Submitted by DreamyPen t3_zsbivc in MachineLearning
DreamyPen
DreamyPen OP t1_ivvm1k0 wrote
Reply to comment by Ulfgardleo in [Discussion] Can we train with multiple sources of data, some very reliable, others less so? by DreamyPen
-
Yes I did mean outputs/targets. The features are always known, they correspond to testing conditions (a certain temperature, a certain processing speed, etc.) Given these testing conditions (inputs / labels), can we predict the material properties (outputs/targets) Experimental measurements are very reliable.
-
The physics based model can always output a prediction for any given labels (testing conditions). But it is not always reliable. We would still like to include them because it allows us to augment the small experimental data set, and, often times, it is quite good approximation from the ground truth. This will also answer 4. Indeed, since the physics based model can always make predictions, we will have in some instances both reliable and unreliable data.
-
Correct! :)
-
We do indeed.
-
Hopefully my response to 1. clarified it.
Let me know if the goal is clearer, and thank you for your help.
DreamyPen OP t1_ivvhmu0 wrote
Reply to comment by Ulfgardleo in [Discussion] Can we train with multiple sources of data, some very reliable, others less so? by DreamyPen
- There are two sources of data. One experimental measurements with small amount of scatter, so it is considered highly reliable data. The second source is data predicted using physics-based models. They are sometimes quite accurate, sometimes a bit off. So it is indeed a supervised problem, with unreliable outputs not labels.

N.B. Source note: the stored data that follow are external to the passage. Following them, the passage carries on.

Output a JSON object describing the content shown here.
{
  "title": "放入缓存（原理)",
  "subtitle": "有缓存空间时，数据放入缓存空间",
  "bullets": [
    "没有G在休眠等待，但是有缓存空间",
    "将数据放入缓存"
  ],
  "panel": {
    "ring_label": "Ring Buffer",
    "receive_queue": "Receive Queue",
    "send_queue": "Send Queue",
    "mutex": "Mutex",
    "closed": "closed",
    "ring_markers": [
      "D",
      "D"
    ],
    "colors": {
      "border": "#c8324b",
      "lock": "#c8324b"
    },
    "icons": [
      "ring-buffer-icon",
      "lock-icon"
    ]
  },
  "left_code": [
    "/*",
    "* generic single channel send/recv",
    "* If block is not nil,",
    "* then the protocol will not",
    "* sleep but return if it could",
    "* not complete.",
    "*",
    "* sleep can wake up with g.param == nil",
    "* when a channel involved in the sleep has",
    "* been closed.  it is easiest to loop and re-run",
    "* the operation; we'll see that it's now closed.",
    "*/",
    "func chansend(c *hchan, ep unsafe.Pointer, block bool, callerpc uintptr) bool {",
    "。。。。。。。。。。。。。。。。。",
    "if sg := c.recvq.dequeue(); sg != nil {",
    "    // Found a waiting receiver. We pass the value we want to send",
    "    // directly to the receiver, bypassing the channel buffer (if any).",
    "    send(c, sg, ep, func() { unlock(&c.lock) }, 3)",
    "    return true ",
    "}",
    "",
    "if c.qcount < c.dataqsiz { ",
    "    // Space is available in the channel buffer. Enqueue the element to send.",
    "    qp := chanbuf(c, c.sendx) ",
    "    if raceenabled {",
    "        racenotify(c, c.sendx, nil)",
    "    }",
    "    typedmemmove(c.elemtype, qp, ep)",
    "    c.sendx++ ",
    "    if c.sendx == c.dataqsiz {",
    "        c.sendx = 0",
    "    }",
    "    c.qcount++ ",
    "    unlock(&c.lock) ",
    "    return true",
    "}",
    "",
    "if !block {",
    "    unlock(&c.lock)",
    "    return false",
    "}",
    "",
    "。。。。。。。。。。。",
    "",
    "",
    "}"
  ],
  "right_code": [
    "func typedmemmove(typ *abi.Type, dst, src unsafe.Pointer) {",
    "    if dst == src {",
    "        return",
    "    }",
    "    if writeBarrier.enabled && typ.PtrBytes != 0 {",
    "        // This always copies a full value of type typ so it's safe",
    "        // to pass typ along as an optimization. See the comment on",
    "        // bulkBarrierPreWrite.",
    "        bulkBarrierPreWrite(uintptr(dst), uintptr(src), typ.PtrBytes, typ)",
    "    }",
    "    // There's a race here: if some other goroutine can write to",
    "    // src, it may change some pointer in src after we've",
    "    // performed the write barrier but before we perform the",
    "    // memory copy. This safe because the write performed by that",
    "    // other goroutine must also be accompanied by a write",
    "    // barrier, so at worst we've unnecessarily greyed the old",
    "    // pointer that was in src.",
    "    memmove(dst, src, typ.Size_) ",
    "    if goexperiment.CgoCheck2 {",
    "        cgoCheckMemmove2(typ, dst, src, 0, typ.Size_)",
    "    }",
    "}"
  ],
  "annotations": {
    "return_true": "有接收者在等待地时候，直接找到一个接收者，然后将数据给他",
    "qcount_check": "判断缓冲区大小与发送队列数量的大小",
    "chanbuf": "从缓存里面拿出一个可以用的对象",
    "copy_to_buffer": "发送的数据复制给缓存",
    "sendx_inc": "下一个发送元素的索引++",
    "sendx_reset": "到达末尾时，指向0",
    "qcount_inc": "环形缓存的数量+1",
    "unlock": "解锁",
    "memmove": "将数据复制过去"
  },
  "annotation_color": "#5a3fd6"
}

- I'm learning material properties. Ideally able to learn from the experimental data (ground truth), while capturing the trends from the synthetic model-based data.
- The experimental data is always considered highly reliable. The model-based data can be accurate or not, so a fixed reliability score should be suitable without knowing with certainty whether the models prediction is reliable or not for given input.
- Answered previously.
- We are mainly interested in predicting material properties that are close to the experimental (reliable) data, while still picking some useful signal from the less accurate physics-based data.
I hope this helps clarifying my objectives. Thank you.
DreamyPen OP t1_ivvgkqs wrote
Reply to comment by _Arsenie_Boca_ in [Discussion] Can we train with multiple sources of data, some very reliable, others less so? by DreamyPen
Thank your the clarification. I'm dealing with a regression problem however. Not sure its applicable in my case.
DreamyPen OP t1_ivveamf wrote
Reply to comment by _Arsenie_Boca_ in [Discussion] Can we train with multiple sources of data, some very reliable, others less so? by DreamyPen
Can I ask you what you mean by "smoothen labels"?
DreamyPen OP t1_ivve7nt wrote
Reply to comment by DarwinianThunk in [Discussion] Can we train with multiple sources of data, some very reliable, others less so? by DreamyPen
Could this be done by adding a feature column "weight" with a value ranging from 0 to 1. The closer to 1, the more reliable?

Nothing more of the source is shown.